Daha dün aksam izlemiş olduğum film. En iyi kadın oyuncu rolünü gerçekten hak etmiş olan bir filmdi. Konusu da güzel. Daha ne olsun?
bu film herşeyden önce bir post-human filmidir. insan nedir, sınırları nelerdir? biraz bu açıdan da bakmak lazim filme.
--spoiler--
Mükemmel oyunculuklar. Sadece bu bile filmi izlenir kılıyor fakat sadece bu.

Hikayedeki karakterlerin filmin final düzleminde hiç beklenmedik değişimlerinin altyapısı çok zayıf, bu beni filmin içinde olmaktan çıkardı. Özellikle frances mcdormandın canlandırdığı karakterin o sert hatta yer yer acımasız seciyesi filmin sonuna doğru çok ılımlı bir hale geliyor. ve keza dixon karakteri -ki bu adam camlardan aşağı adam atan, siyahilere işkence eden bir polis- filmin finalinde adalet savaşçısı oluyor.

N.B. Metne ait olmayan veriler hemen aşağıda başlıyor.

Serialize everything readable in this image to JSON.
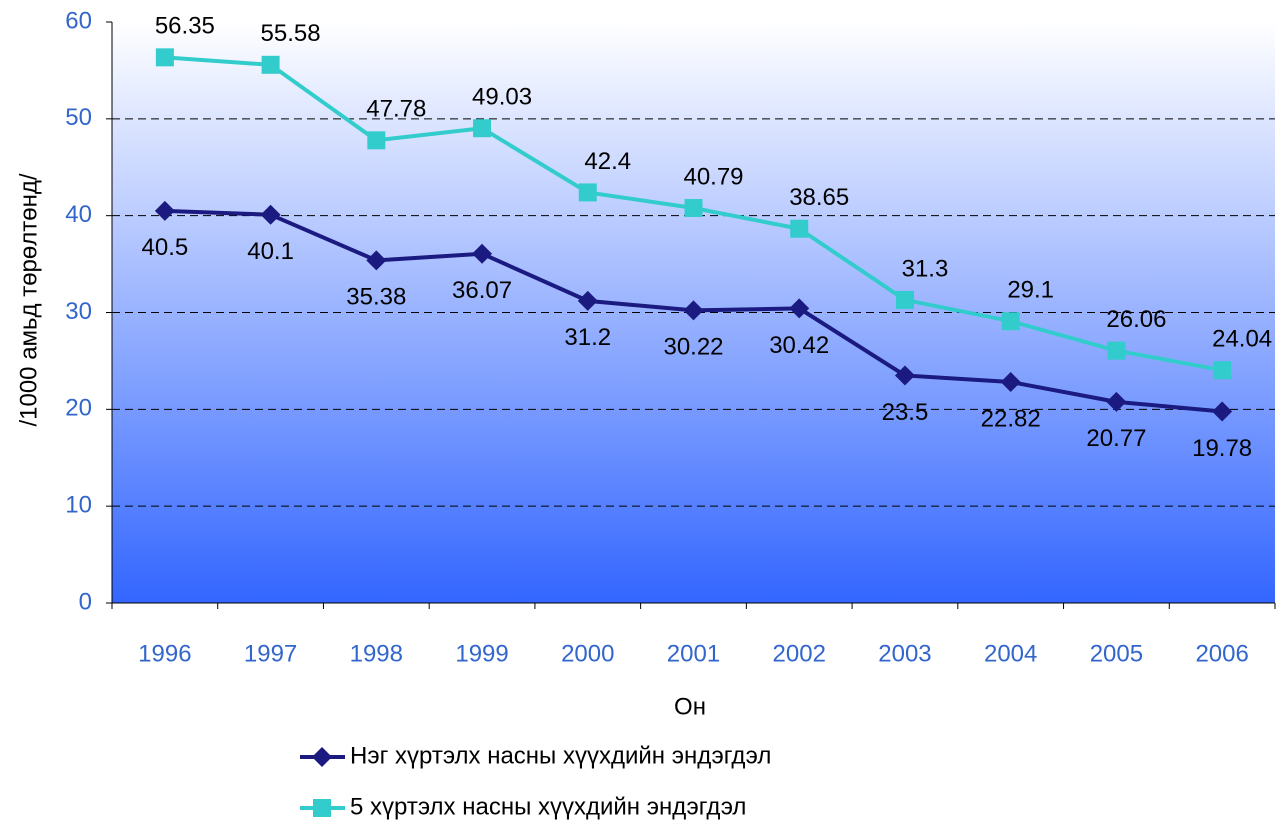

kesinlikle fena film değil ama büyük beklentileri de boşa çıkaracak bir film.

--spoiler--
bir daha insanlarin super muhtesem demesine gore film izlemeyecegim diye karar almama sebep olan film. kolay kolay film begenmedigim olmaz ama gercekten kotuydu gecirdigim iki saatten nefret ettim. belki hakliyimdir belki de ne anlarsin deniz kekosu filmden.
insan psikolojisinin derinliklerine dalan çıkan, enteresan bir film. 2018'de en iyi kadın oyuncu ve en iyi yardımcı erkek oyuncu oscar ödüllerini kazandı, üstelik en iyi yardımcı erkek oyuncu ödülüne iki oyuncusuyla (harrelson ve rockwell) aday olmuş. peter dinklage abimiz de ufak rolüne rağmen her zamanki gibi filme renk ve çeşni katıyor.
Oyunculuklar gerçekten iyi üstte de benzer bir yorum var zaten, en iyi kadın oyuncuyu zaten sonuna kadar hak ediyor. Ama filmin geneli, özellikle bitişi benim beklentimi hiç karşılamamıştı.
şu an izlediğim film.

"Başka bir yer varsa orada tekrar görüşürüz belki. Yoksa da seni tanımak benim cennetimdi zaten.." sözünün bu filme ait olduğunu okudum. Sırf bunun için izleyeceğim.